2. Statistical validation of fraction maps¶
The Regression Performance algorithm in the Accuracy Assessment tools of the EnMAP-Box geoalgorithms implements the accuracy assessment for quantitative data. Scatterplots and statistical measures are reported in an HTML report. Run the Regression Performance algorithm with the following inputs:
Make yourself familiar with the HTML report.
E1: Visually compare your estimated fraction map (
fraction_level1_estimation.bsq) with the reference fraction map (
berlin_level1_reference.bsq). Do both maps show a good agreement in terms of spatial patterns or are there areas with large differences?
E2: Discuss the accuracy of your fraction map. What are the accuracies for the different classes and which classes show striking errors like underestimation or overestimations of fractions?
Additional learning activities
AE1: Repeat Exercises D & E using the two other class schemes (level 2, level 3) stored in the spectral library metadata and the land cover reference information. How do the accuracies vary and where are the limitations in mapping the more detailed class levels?

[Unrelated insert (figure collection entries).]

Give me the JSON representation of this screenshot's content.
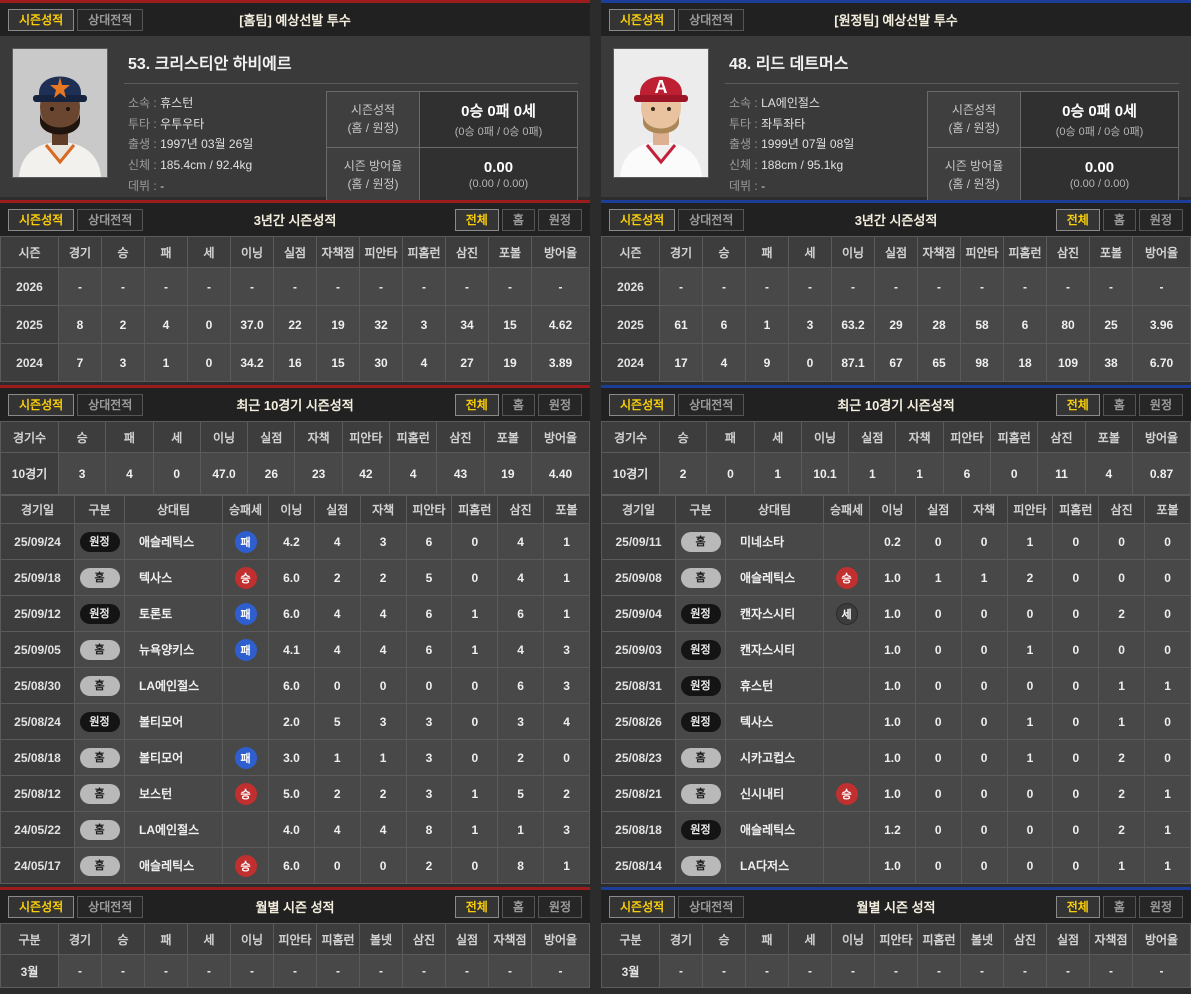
{
  "common": {
    "tabs": [
      "시즌성적",
      "상대전적"
    ],
    "filters": [
      "전체",
      "홈",
      "원정"
    ],
    "titles": {
      "three_year": "3년간 시즌성적",
      "recent10": "최근 10경기 시즌성적",
      "monthly": "월별 시즌 성적"
    },
    "columns": {
      "three_year": [
        "시즌",
        "경기",
        "승",
        "패",
        "세",
        "이닝",
        "실점",
        "자책점",
        "피안타",
        "피홈런",
        "삼진",
        "포볼",
        "방어율"
      ],
      "recent10": [
        "경기수",
        "승",
        "패",
        "세",
        "이닝",
        "실점",
        "자책",
        "피안타",
        "피홈런",
        "삼진",
        "포볼",
        "방어율"
      ],
      "gamelog": [
        "경기일",
        "구분",
        "상대팀",
        "승패세",
        "이닝",
        "실점",
        "자책",
        "피안타",
        "피홈런",
        "삼진",
        "포볼"
      ],
      "monthly": [
        "구분",
        "경기",
        "승",
        "패",
        "세",
        "이닝",
        "피안타",
        "피홈런",
        "볼넷",
        "삼진",
        "실점",
        "자책점",
        "방어율"
      ]
    },
    "badge_labels": {
      "win": "승",
      "loss": "패",
      "save": "세",
      "home": "홈",
      "away": "원정"
    },
    "colors": {
      "accent_home": "#9c1b1b",
      "accent_away": "#1c3e99",
      "win": "#c22f2f",
      "loss": "#2f5fce",
      "save": "#3c3c3c",
      "tab_active": "#f8cd0a"
    }
  },
  "home": {
    "section_title": "[홈팀] 예상선발 투수",
    "player": {
      "name": "53. 크리스티안 하비에르",
      "info": [
        {
          "label": "소속",
          "value": "휴스턴"
        },
        {
          "label": "투타",
          "value": "우투우타"
        },
        {
          "label": "출생",
          "value": "1997년 03월 26일"
        },
        {
          "label": "신체",
          "value": "185.4cm / 92.4kg"
        },
        {
          "label": "데뷔",
          "value": "-"
        }
      ],
      "record": {
        "label": "시즌성적",
        "label_sub": "(홈 / 원정)",
        "value": "0승 0패 0세",
        "sub": "(0승 0패 / 0승 0패)"
      },
      "era": {
        "label": "시즌 방어율",
        "label_sub": "(홈 / 원정)",
        "value": "0.00",
        "sub": "(0.00 / 0.00)"
      }
    },
    "three_year_rows": [
      [
        "2026",
        "-",
        "-",
        "-",
        "-",
        "-",
        "-",
        "-",
        "-",
        "-",
        "-",
        "-",
        "-"
      ],
      [
        "2025",
        "8",
        "2",
        "4",
        "0",
        "37.0",
        "22",
        "19",
        "32",
        "3",
        "34",
        "15",
        "4.62"
      ],
      [
        "2024",
        "7",
        "3",
        "1",
        "0",
        "34.2",
        "16",
        "15",
        "30",
        "4",
        "27",
        "19",
        "3.89"
      ]
    ],
    "recent10_rows": [
      [
        "10경기",
        "3",
        "4",
        "0",
        "47.0",
        "26",
        "23",
        "42",
        "4",
        "43",
        "19",
        "4.40"
      ]
    ],
    "gamelog_rows": [
      [
        "25/09/24",
        "원정",
        "애슬레틱스",
        "패",
        "4.2",
        "4",
        "3",
        "6",
        "0",
        "4",
        "1"
      ],
      [
        "25/09/18",
        "홈",
        "텍사스",
        "승",
        "6.0",
        "2",
        "2",
        "5",
        "0",
        "4",
        "1"
      ],
      [
        "25/09/12",
        "원정",
        "토론토",
        "패",
        "6.0",
        "4",
        "4",
        "6",
        "1",
        "6",
        "1"
      ],
      [
        "25/09/05",
        "홈",
        "뉴욕양키스",
        "패",
        "4.1",
        "4",
        "4",
        "6",
        "1",
        "4",
        "3"
      ],
      [
        "25/08/30",
        "홈",
        "LA에인절스",
        "",
        "6.0",
        "0",
        "0",
        "0",
        "0",
        "6",
        "3"
      ],
      [
        "25/08/24",
        "원정",
        "볼티모어",
        "",
        "2.0",
        "5",
        "3",
        "3",
        "0",
        "3",
        "4"
      ],
      [
        "25/08/18",
        "홈",
        "볼티모어",
        "패",
        "3.0",
        "1",
        "1",
        "3",
        "0",
        "2",
        "0"
      ],
      [
        "25/08/12",
        "홈",
        "보스턴",
        "승",
        "5.0",
        "2",
        "2",
        "3",
        "1",
        "5",
        "2"
      ],
      [
        "24/05/22",
        "홈",
        "LA에인절스",
        "",
        "4.0",
        "4",
        "4",
        "8",
        "1",
        "1",
        "3"
      ],
      [
        "24/05/17",
        "홈",
        "애슬레틱스",
        "승",
        "6.0",
        "0",
        "0",
        "2",
        "0",
        "8",
        "1"
      ]
    ],
    "monthly_rows": [
      [
        "3월",
        "-",
        "-",
        "-",
        "-",
        "-",
        "-",
        "-",
        "-",
        "-",
        "-",
        "-",
        "-"
      ]
    ]
  },
  "away": {
    "section_title": "[원정팀] 예상선발 투수",
    "player": {
      "name": "48. 리드 데트머스",
      "info": [
        {
          "label": "소속",
          "value": "LA에인절스"
        },
        {
          "label": "투타",
          "value": "좌투좌타"
        },
        {
          "label": "출생",
          "value": "1999년 07월 08일"
        },
        {
          "label": "신체",
          "value": "188cm / 95.1kg"
        },
        {
          "label": "데뷔",
          "value": "-"
        }
      ],
      "record": {
        "label": "시즌성적",
        "label_sub": "(홈 / 원정)",
        "value": "0승 0패 0세",
        "sub": "(0승 0패 / 0승 0패)"
      },
      "era": {
        "label": "시즌 방어율",
        "label_sub": "(홈 / 원정)",
        "value": "0.00",
        "sub": "(0.00 / 0.00)"
      }
    },
    "three_year_rows": [
      [
        "2026",
        "-",
        "-",
        "-",
        "-",
        "-",
        "-",
        "-",
        "-",
        "-",
        "-",
        "-",
        "-"
      ],
      [
        "2025",
        "61",
        "6",
        "1",
        "3",
        "63.2",
        "29",
        "28",
        "58",
        "6",
        "80",
        "25",
        "3.96"
      ],
      [
        "2024",
        "17",
        "4",
        "9",
        "0",
        "87.1",
        "67",
        "65",
        "98",
        "18",
        "109",
        "38",
        "6.70"
      ]
    ],
    "recent10_rows": [
      [
        "10경기",
        "2",
        "0",
        "1",
        "10.1",
        "1",
        "1",
        "6",
        "0",
        "11",
        "4",
        "0.87"
      ]
    ],
    "gamelog_rows": [
      [
        "25/09/11",
        "홈",
        "미네소타",
        "",
        "0.2",
        "0",
        "0",
        "1",
        "0",
        "0",
        "0"
      ],
      [
        "25/09/08",
        "홈",
        "애슬레틱스",
        "승",
        "1.0",
        "1",
        "1",
        "2",
        "0",
        "0",
        "0"
      ],
      [
        "25/09/04",
        "원정",
        "캔자스시티",
        "세",
        "1.0",
        "0",
        "0",
        "0",
        "0",
        "2",
        "0"
      ],
      [
        "25/09/03",
        "원정",
        "캔자스시티",
        "",
        "1.0",
        "0",
        "0",
        "1",
        "0",
        "0",
        "0"
      ],
      [
        "25/08/31",
        "원정",
        "휴스턴",
        "",
        "1.0",
        "0",
        "0",
        "0",
        "0",
        "1",
        "1"
      ],
      [
        "25/08/26",
        "원정",
        "텍사스",
        "",
        "1.0",
        "0",
        "0",
        "1",
        "0",
        "1",
        "0"
      ],
      [
        "25/08/23",
        "홈",
        "시카고컵스",
        "",
        "1.0",
        "0",
        "0",
        "1",
        "0",
        "2",
        "0"
      ],
      [
        "25/08/21",
        "홈",
        "신시내티",
        "승",
        "1.0",
        "0",
        "0",
        "0",
        "0",
        "2",
        "1"
      ],
      [
        "25/08/18",
        "원정",
        "애슬레틱스",
        "",
        "1.2",
        "0",
        "0",
        "0",
        "0",
        "2",
        "1"
      ],
      [
        "25/08/14",
        "홈",
        "LA다저스",
        "",
        "1.0",
        "0",
        "0",
        "0",
        "0",
        "1",
        "1"
      ]
    ],
    "monthly_rows": [
      [
        "3월",
        "-",
        "-",
        "-",
        "-",
        "-",
        "-",
        "-",
        "-",
        "-",
        "-",
        "-",
        "-"
      ]
    ]
  }
}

AE2: Explore the effects of changing the mixing parameters on the mapping accuracy of the level 2 classes. For more direct comparison, we recommend to alter only one parameter at a time. We further recommend to use the Random Forest Regression due to the low processing time. For example, …
change the Number of Synthetic Mixtures per Class: e.g. 10 vs. 1000 vs. 2000
do not Include Original Library Endmembers
change the Mixing Complexity Likelihoods: e.g. only 2EM vs. only 3EM vs. only 4EM
change the Ensemble Size: e.g. 1 vs. 10 vs. 20
AE3: Compare the performance of the different regression algorithms offered in the EnMAP-Box. Please note that the other regressors have significantly longer processing times.